Remember that time in Season 3 when Buffy fought a bunch of Tyrannosaurus rexes? Well, it happened, if you count the books as canonical. In “Paleo” (September 2000), which is set at the start of the spring semester of senior year (I’d place it just before “Gingerbread,” 3.11), three baby T-rexes and a timimus get resurrected from fossilized eggs via magic and the Scoobies must fight them.
As Yvonne Navarro, writing her first full “Buffy” book (she contributed a short story to “How I Survived My Summer Vacation”), says in her introduction: “A book about dinosaurs and vampires is just too much fun.” And there is indeed a fun factor when the dinosaurs hatch and grow, even if “Paleo” doesn’t achieve “Jurassic Park”-level intrigue. But I can’t quite get past the weirdness of Buffy fighting baby T-rexes in the alley next to the Bronze and later in the local museum and finally in the Sunnydale High swimming pool, and the fact that a timimus is locked in the library’s book cage.
More so than most “Buffy” books, I just can’t picture this happening on the TV show. That said, the gang does fight huge reptilian monsters fairly often in the comics. In “The Blood of Carthage” (Issues 21-25 of BTVS Classic), for instance, they battle a beast so huge that our human heroes climb on it like gnats trying to annoy it.
I think it comes down to this: As fans of “Buffy” books and comics, we by necessity have to hold three different – but overlapping – versions of the Buffyverse in our minds. Because it’s visual, I accept the comic-bookiness of the comics. But with the novels, I default to picturing the events playing out on TV, and “Paleo” pushes the limits of believability.
Further hurting the book, Navarro overwrites most sequences — Oz and Buffy vs. the T-rex in the museum is interminable — and overstays her welcome with character arcs and themes that I resolved in my head long before the narrative does.
On the plus side, her original character of Kevin – bitter about spending his last semester of high school in small Sunnydale instead of his beloved Chicago – is sympathetic. And Navarro does decent work with Oz, giving Dingoes Ate My Baby (just a background band in the show) a plot line for the second time in the novel series, following “The Gatekeeper Trilogy,” where Oz and Devon are on the outs because of the three nights per month that Oz is unavailable.
Since Season 3 is packed with arcs for most of the main characters, focusing on the slightly underused Oz – who we learn is a dinosaur buff — is a good way to add something fresh to the narrative. The execution is heavy handed, though, as Navarro bluntly forges a thematic link between a predatory manager-wannabe who is stalking the Dingoes and a museum worker, Daniel, who is taking advantage of Kevin (who possesses the dino eggs Daniel needs for the magical resurrections).

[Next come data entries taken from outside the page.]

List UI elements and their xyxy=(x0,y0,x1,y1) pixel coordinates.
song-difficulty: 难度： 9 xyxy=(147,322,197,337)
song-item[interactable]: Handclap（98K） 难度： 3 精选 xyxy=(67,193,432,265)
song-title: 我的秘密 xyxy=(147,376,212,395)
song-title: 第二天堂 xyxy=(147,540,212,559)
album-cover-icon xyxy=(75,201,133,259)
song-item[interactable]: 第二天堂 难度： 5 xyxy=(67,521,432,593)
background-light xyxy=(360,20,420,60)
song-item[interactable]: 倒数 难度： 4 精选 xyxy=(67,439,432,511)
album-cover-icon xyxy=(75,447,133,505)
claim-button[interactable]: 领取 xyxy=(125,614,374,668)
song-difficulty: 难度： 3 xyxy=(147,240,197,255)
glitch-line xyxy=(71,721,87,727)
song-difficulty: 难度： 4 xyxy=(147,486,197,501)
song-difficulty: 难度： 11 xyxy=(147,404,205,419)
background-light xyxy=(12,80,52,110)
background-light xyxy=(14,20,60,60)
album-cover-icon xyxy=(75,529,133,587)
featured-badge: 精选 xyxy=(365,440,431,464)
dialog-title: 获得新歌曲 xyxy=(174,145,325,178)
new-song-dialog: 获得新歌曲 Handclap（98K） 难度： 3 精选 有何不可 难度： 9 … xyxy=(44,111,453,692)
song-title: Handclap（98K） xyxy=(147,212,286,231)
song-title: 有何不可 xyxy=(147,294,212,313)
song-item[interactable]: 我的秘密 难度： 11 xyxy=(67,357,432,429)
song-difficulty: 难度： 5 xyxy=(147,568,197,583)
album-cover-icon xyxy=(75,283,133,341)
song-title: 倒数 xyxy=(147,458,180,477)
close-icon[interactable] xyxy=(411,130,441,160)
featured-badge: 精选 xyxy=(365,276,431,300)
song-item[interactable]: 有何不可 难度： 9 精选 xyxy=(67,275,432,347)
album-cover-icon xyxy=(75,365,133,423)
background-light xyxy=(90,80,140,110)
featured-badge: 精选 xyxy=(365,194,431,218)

Buffy is in fine form under Navarro’s keystrokes. The way she jumps into the pool to take on the T-rex is very much in character, and I can picture such a scene, even if I have to shift my brain to comic-book mode. The central friendship in “Paleo” is between Buffy and Oz, which doesn’t jibe with the TV series, where they are part of the same group of friends more so than friends who would hang out as a pair. Exploring their dynamic is a potentially good idea, but Navarro misses a chance for them to talk about Willow, with whom Oz has recently reunited (in “Amends,” 3.10).
The author is slightly off the mark with the rest of the Scoobies. Giles and Willow effectively research the situation, learning that these dinosaurs are vessels for a demon that is trying to reform into a super-demon (or something like that). But they go through their tasks coldly. A particularly off-tone moment comes when Willow is bored with what Oz has to say about dinosaurs. Especially now, since she has just gotten her boyfriend back, Willow would be very engaged in all of Oz’s interests.
Although one could argue it works as a lead-up to “The Zeppo” (3.13), Xander is particularly useless in “Paleo,” doing little more than annoying Giles with quips. Angel is in lurking mode, while Cordelia is mostly absent, having broken up with Xander not long before this.
So, yeah, Buffy did fight T-rexes in the middle of Season 3. But “Paleo” is a too-slow read, and the predictability of the journey is why this momentous event ends up being forgettable.